The young entrepreneur criticizes the CSAT, the main determinant of college admissions, saying it has become a “hell” for high school students who ruin themselves over the test.
And that hell, he said, “derives from a society that gives no other choice.”
Yoon Seok-jun, top scorer 2001
“I’ve never seen my parents look at my school report card or even ask me for it,” recalls Yoon Seok-jun, 32.
Family support was his greatest motivation to receive good grades from a young age.
“We really traveled a lot in my childhood,” Yoon says. “A week before my family hit the road, my parents would encourage me to find information about our destination in advance. When I got older and took Korean geography courses in high school, I could think back to my past experiences.”
In all his years of schooling, Yoon says he went to a private cram school for only a single month. And in 2002, he gained admission to the undergraduate law courses of SNU.
Now, he’s working as an international attorney at Bae, Kim & Lee LCC, one of the top five law firms in the country, mainly representing the country in international legal cases.
Son Jeong-gu, top scorer 2004
Years after graduating from the College of Dentistry at Yonsei University and becoming a dentist, Son Jeong-gu, says he has something to confess.
“I’m a Daechi-dong kid,” he says. “I relied so much on private education.”

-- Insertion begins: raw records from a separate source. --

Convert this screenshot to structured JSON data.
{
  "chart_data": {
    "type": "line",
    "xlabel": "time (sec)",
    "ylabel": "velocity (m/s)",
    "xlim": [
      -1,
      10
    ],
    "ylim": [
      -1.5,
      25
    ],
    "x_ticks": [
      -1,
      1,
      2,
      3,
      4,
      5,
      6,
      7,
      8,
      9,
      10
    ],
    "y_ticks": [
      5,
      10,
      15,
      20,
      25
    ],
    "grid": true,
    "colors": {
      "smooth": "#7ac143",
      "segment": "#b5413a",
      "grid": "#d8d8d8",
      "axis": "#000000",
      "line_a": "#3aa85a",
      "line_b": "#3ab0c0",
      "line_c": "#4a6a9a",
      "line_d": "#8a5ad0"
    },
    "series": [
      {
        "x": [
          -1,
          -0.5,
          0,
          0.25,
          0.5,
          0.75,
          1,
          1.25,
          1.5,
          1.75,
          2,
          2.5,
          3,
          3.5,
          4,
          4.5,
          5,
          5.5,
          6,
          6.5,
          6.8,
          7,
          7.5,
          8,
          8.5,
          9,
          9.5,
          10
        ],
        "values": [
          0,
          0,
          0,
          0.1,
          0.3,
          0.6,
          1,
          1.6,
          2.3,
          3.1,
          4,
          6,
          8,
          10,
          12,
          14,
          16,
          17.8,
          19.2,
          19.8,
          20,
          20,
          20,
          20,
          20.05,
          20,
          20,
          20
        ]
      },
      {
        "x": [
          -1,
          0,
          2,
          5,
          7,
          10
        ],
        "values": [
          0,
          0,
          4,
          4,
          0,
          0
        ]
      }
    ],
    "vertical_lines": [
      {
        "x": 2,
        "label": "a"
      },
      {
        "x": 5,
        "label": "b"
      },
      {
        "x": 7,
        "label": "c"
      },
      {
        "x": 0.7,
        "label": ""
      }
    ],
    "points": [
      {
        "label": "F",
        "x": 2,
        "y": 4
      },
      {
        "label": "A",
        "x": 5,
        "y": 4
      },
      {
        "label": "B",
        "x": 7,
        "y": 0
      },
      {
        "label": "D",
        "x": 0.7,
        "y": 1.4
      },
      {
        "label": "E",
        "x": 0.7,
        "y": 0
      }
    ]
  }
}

Daechi-dong in Gangnam District, southern Seoul, is known as the mecca of hagwon or private cram schools.
But Son stresses that the cram schools weren’t what eventually enabled him to get only a single question wrong on the entire CSAT on his third time taking it.
In fact, relying on them was a mistake, he says.
After getting into no university after his first CSAT, Son says, he “woke up to the reality” that crams schools weren’t raising his test-scores, which then led him to drop out of the cram rat race and begin studying on his own.
“Until my second CSAT, I didn’t know what true learning was,” said Son. “It took me two years to develop my own study strategy, which turned out to be understanding concepts from textbooks and writing them down in my own words in a notebook.”
Son is currently running his own dental clinic in Seocho-dong, Gangnam District, but the 30-year-old implies that he’s far from finished in the pursuit of his dreams.
On top of studying dentistry at Yonsei, he received a bachelor’s degree in economics at Korea National Open University. Last year, he qualified for SNU’s law school, from which he is currently taking time off.
Raised by a father who worked in the finance industry, Son wanted the same career in high school, but was discouraged when his father recommended a profession in medicine instead.
“My father told me to first get a stable job, and then pursue whatever study I want,” said Son. And now, he continued, he’s still pursuing something beyond the status quo.
Lee Seung-gyu, top scorer 2012
Two years ago when Lee Seung-gyu received a perfect score on the CSAT, he decided to apply for the College of Liberal Studies at SNU, where he could enroll in classes in nearly every department on campus, except a few that were restricted like medicine.
The 20-year-old, who dreams of studying the human brain, started off wanting to study law and business. Now, he’s grown more interested in economics and artificial intelligence technology. Lee has also signed up for the school’s entrepreneurship club.
But despite all his wide-ranging interests, Lee says he doesn’t feel entirely comfortable chasing his own dreams. The high expectations others have of him after getting every question right on the CSAT actually haunts him, he says.
“I’m afraid people might say I’ve led myself to my own demise after refusing to follow what social norms define as success,” says Lee.
“But CSAT scores only determine which college you get into; they don’t guarantee everything,” he says. “It’s time for me to accomplish something huge.”